When you think of vaccination, you probably think of a doctor or nurse administering a shot. Future immunization delivery methods, however, may differ from what we use today.

Inhaled vaccines, for example, are already used in some cases: influenza vaccines have been made in a nasal spray. One of these vaccines is available every year for seasonal flu. Other possibilities include a patch application, where a patch containing a matrix of extremely tiny needles delivers a vaccine without the use of a syringe. This method of delivery could be particularly useful in remote areas, as its application would not require a trained medical person, which is generally needed for vaccines delivered as a shot by syringe.
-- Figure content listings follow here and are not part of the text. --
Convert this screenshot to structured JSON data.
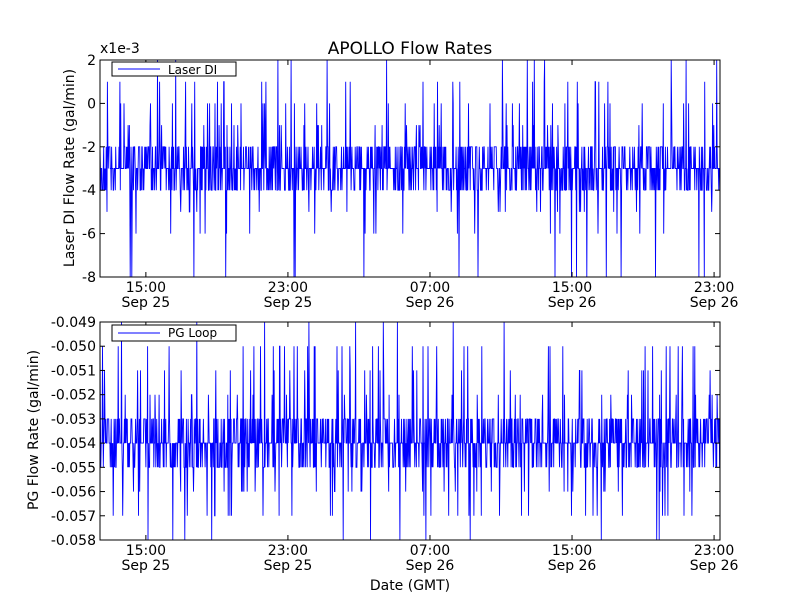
{
  "title": "APOLLO Flow Rates",
  "chart_data": [
    {
      "type": "line",
      "title": "APOLLO Flow Rates",
      "ylabel": "Laser DI Flow Rate (gal/min)",
      "y_multiplier_label": "x1e-3",
      "xlabel": "",
      "ylim": [
        -8,
        2
      ],
      "yticks": [
        "2",
        "0",
        "-2",
        "-4",
        "-6",
        "-8"
      ],
      "xticks": [
        {
          "time": "15:00",
          "date": "Sep 25"
        },
        {
          "time": "23:00",
          "date": "Sep 25"
        },
        {
          "time": "07:00",
          "date": "Sep 26"
        },
        {
          "time": "15:00",
          "date": "Sep 26"
        },
        {
          "time": "23:00",
          "date": "Sep 26"
        }
      ],
      "xlim": [
        "2013-09-25 12:25",
        "2013-09-26 23:20"
      ],
      "grid": false,
      "legend_placement": "top-left",
      "series": [
        {
          "name": "Laser DI",
          "color": "#0000ff",
          "baseline": -3,
          "typical_range": [
            -4,
            -2
          ],
          "min": -8,
          "max": 2,
          "x_spikes_to_min": [
            "2013-09-25 14:50",
            "2013-09-26 07:00"
          ],
          "spikes_to_max": [
            "2013-09-25 13:40",
            "2013-09-25 22:45",
            "2013-09-26 07:00",
            "2013-09-26 15:00"
          ]
        }
      ]
    },
    {
      "type": "line",
      "title": "",
      "ylabel": "PG Flow Rate (gal/min)",
      "xlabel": "Date (GMT)",
      "ylim": [
        -0.058,
        -0.049
      ],
      "yticks": [
        "-0.049",
        "-0.050",
        "-0.051",
        "-0.052",
        "-0.053",
        "-0.054",
        "-0.055",
        "-0.056",
        "-0.057",
        "-0.058"
      ],
      "xticks": [
        {
          "time": "15:00",
          "date": "Sep 25"
        },
        {
          "time": "23:00",
          "date": "Sep 25"
        },
        {
          "time": "07:00",
          "date": "Sep 26"
        },
        {
          "time": "15:00",
          "date": "Sep 26"
        },
        {
          "time": "23:00",
          "date": "Sep 26"
        }
      ],
      "xlim": [
        "2013-09-25 12:25",
        "2013-09-26 23:20"
      ],
      "grid": false,
      "legend_placement": "top-left",
      "series": [
        {
          "name": "PG Loop",
          "color": "#0000ff",
          "baseline": -0.054,
          "typical_range": [
            -0.055,
            -0.053
          ],
          "min": -0.058,
          "max": -0.049
        }
      ]
    }
  ]
}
Another issue researchers are trying to address is the so-called cold chain problem. Many vaccines require cool storage temperatures to remain viable. Unfortunately, temperature-controlled storage is often unavailable in parts of the world where vaccination is vital for disease control. One of the reasons smallpox eradication was successful was that the smallpox vaccine could be stored at relatively high temperatures and remain viable for reasonable periods. However, some contemporary vaccines cannot withstand such temperatures. The eruption of the Eyjafjallaajokull volcano in Iceland in April 2010 brought air traffic to a standstill in Northern Europe, including planes carrying 15 million doses of polio vaccine bound for West Africa. Officials feared the delay in delivering the vaccines would allow polio to spread, or that temperatures in the cargo holds of the grounded planes would render the vaccines ineffective.
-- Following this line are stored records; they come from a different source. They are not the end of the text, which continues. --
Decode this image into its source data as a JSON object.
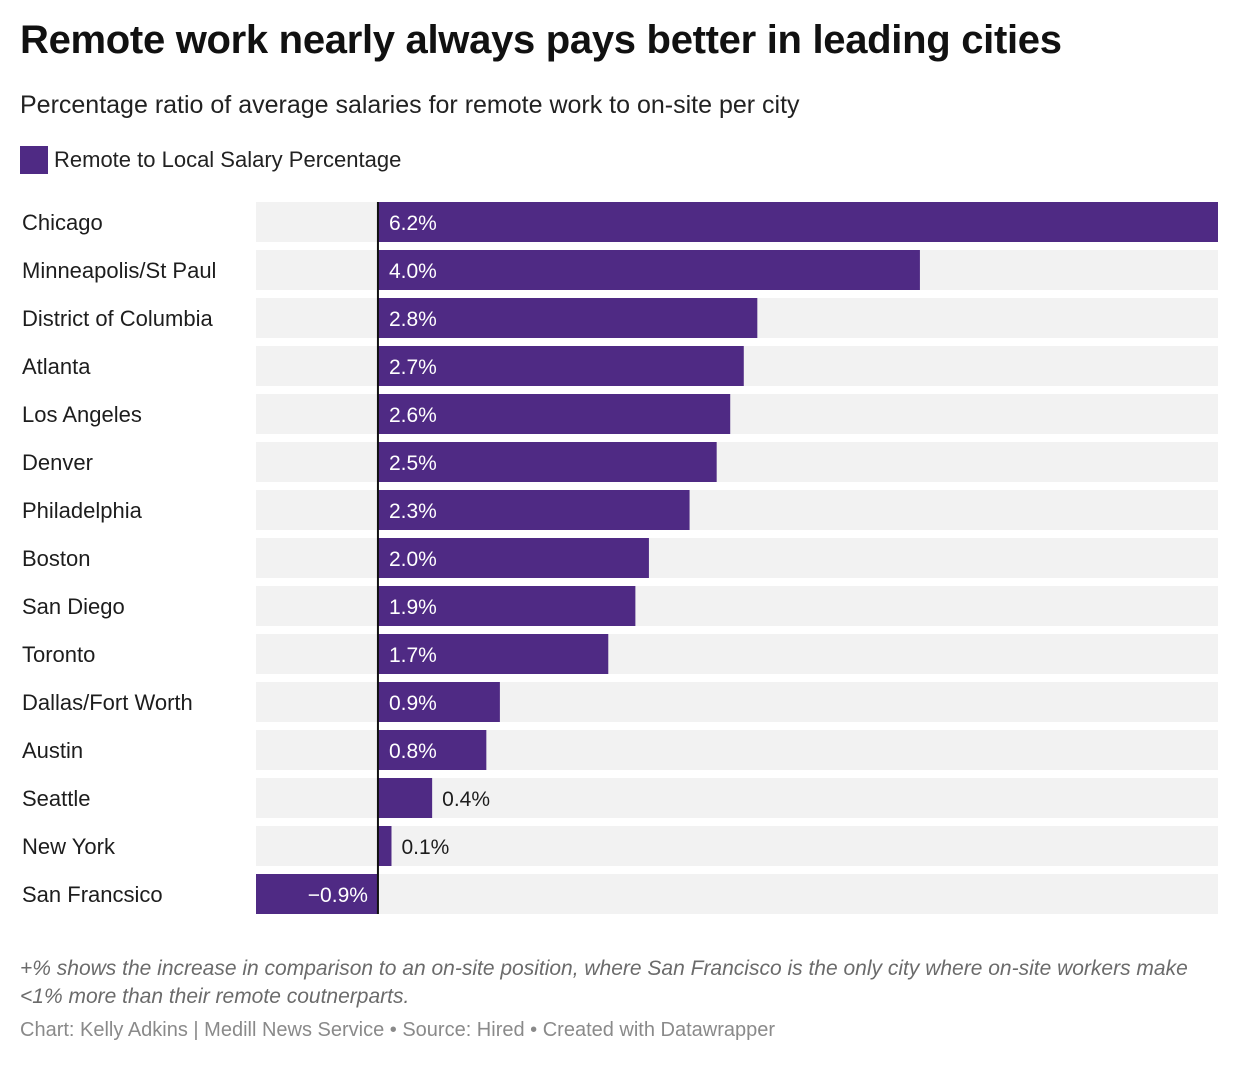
{
  "title": "Remote work nearly always pays better in leading cities",
  "subtitle": "Percentage ratio of average salaries for remote work to on-site per city",
  "colors": {
    "bar": "#4f2a84",
    "track": "#f2f2f2",
    "axis": "#111111"
  },
  "chart_data": {
    "type": "bar",
    "orientation": "horizontal",
    "legend": {
      "position": "top-left",
      "entries": [
        "Remote to Local Salary Percentage"
      ]
    },
    "categories": [
      "Chicago",
      "Minneapolis/St Paul",
      "District of Columbia",
      "Atlanta",
      "Los Angeles",
      "Denver",
      "Philadelphia",
      "Boston",
      "San Diego",
      "Toronto",
      "Dallas/Fort Worth",
      "Austin",
      "Seattle",
      "New York",
      "San Francsico"
    ],
    "series": [
      {
        "name": "Remote to Local Salary Percentage",
        "values": [
          6.2,
          4.0,
          2.8,
          2.7,
          2.6,
          2.5,
          2.3,
          2.0,
          1.9,
          1.7,
          0.9,
          0.8,
          0.4,
          0.1,
          -0.9
        ]
      }
    ],
    "value_labels": [
      "6.2%",
      "4.0%",
      "2.8%",
      "2.7%",
      "2.6%",
      "2.5%",
      "2.3%",
      "2.0%",
      "1.9%",
      "1.7%",
      "0.9%",
      "0.8%",
      "0.4%",
      "0.1%",
      "−0.9%"
    ],
    "xlim": [
      -0.9,
      6.2
    ],
    "grid": false
  },
  "note": "+% shows the increase in comparison to an on-site position, where San Francisco is the only city where on-site workers make <1% more than their remote coutnerparts.",
  "footer": "Chart: Kelly Adkins | Medill News Service • Source: Hired • Created with Datawrapper"
}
Such situations highlight the need for vaccine materials that can be easily transported in various conditions and still remain viable. One possible approach to this problem was studied in early 2010 by researchers at the Jenner Institute of the University of Oxford. Starting with a small filter-like membrane, the researchers coated it with an ultrathin layer of sugar glass, with viral particles trapped inside it. In this form, the viruses the researchers used could be stored at temperatures of up to 113°F for six months, without losing their ability to provoke an immune response. By comparison, when stored in liquid storage at 113°F for just one week, one of the two viruses tested was essentially destroyed.

The researchers also demonstrated that the vaccine material could be placed in a holder designed to attach to a syringe, allowing a vaccinator to prepare the vaccine material (with a fluid medium inside the syringe) and administer the vaccine almost simultaneously.
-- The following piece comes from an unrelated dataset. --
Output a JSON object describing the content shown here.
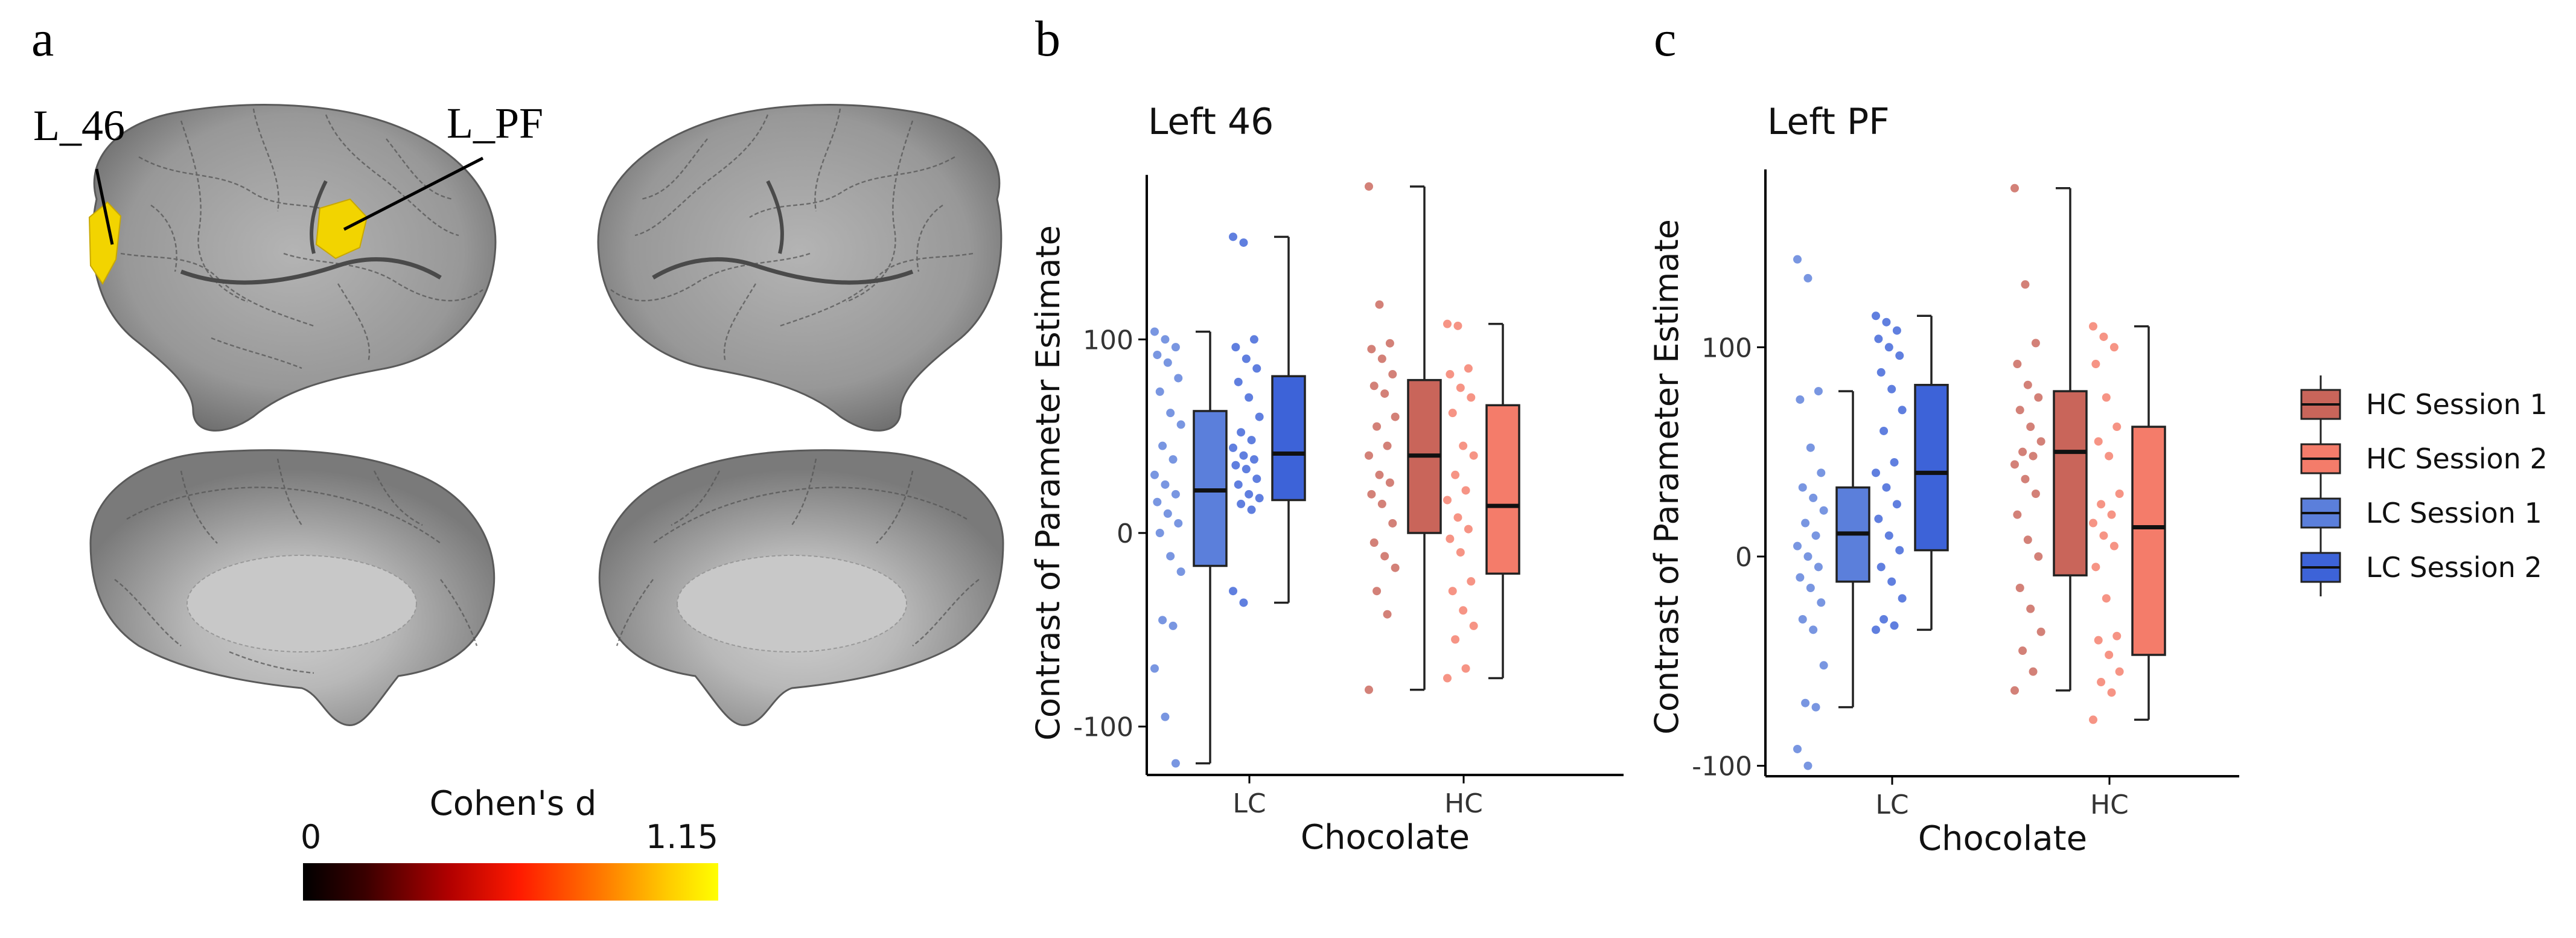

Although this research was preliminary, it offers a promising new avenue for vaccine storage and delivery. With a stabilization method like this, widespread vaccination campaigns may be possible in areas previously difficult or impossible to reach.

The future of immunization depends on the success of medical research for vaccines that are simpler to administer, survive transport even without refrigeration, and provide a more substantial and long-lasting immune response. And in parallel, the continuing success of vaccines against so many infectious diseases has inspired scientists to use similar methods to combat diseases that remain lethal to many people, such as malaria, HIV/AIDS, and other diseases for which there are not yet effective vaccines. 

 

Sources

  1. Plotkin, S., Mortimer, E. Vaccines. New York: Harper Perennial; 1988.
  2. Fominyen, G. . Updated April 20, 2010. Accessed 01/10/2018.
  3. Carvalho, J.A., Rodgers, J., Atouguia, J., Prazeres, D.M., Monteiro, G.A. DNA vaccines: a rational design against parasitic diseases. Expert Rev Vaccines. 2010 Feb;9(2):175-91.
  4. Alcock, R., Cottingham, M., Rollier, C., et al. Long-Term Thermostabilization of Live Poxviral and Adenoviral Vaccine Vectors at Supraphysiological Temperatures in Carbohydrate Glass. Sci. Transl. Med. 2010;  2(19), 19ra12.
  5. Jain S, Venkataraman A, Wechsler ME, Peppas NA. Messenger RNA-based vaccines: Past, present, and future directions in the context of the COVID-19 pandemic. Adv Drug Deliv Rev. 2021 Oct 9;179:114000. doi: 10.1016/j.addr.2021.114000. Epub ahead of print. PMID: 34637846; PMCID: PMC8502079.

  6. Verbeke R, Lentacker I, De Smedt SC, Dewitte H. The dawn of mRNA vaccines: The COVID-19 case. J Control Release. 2021 May 10;333:511-520. doi: 10.1016/j.jconrel.2021.03.043. Epub 2021 Mar 30. PMID: 33798667; PMCID: PMC8008785.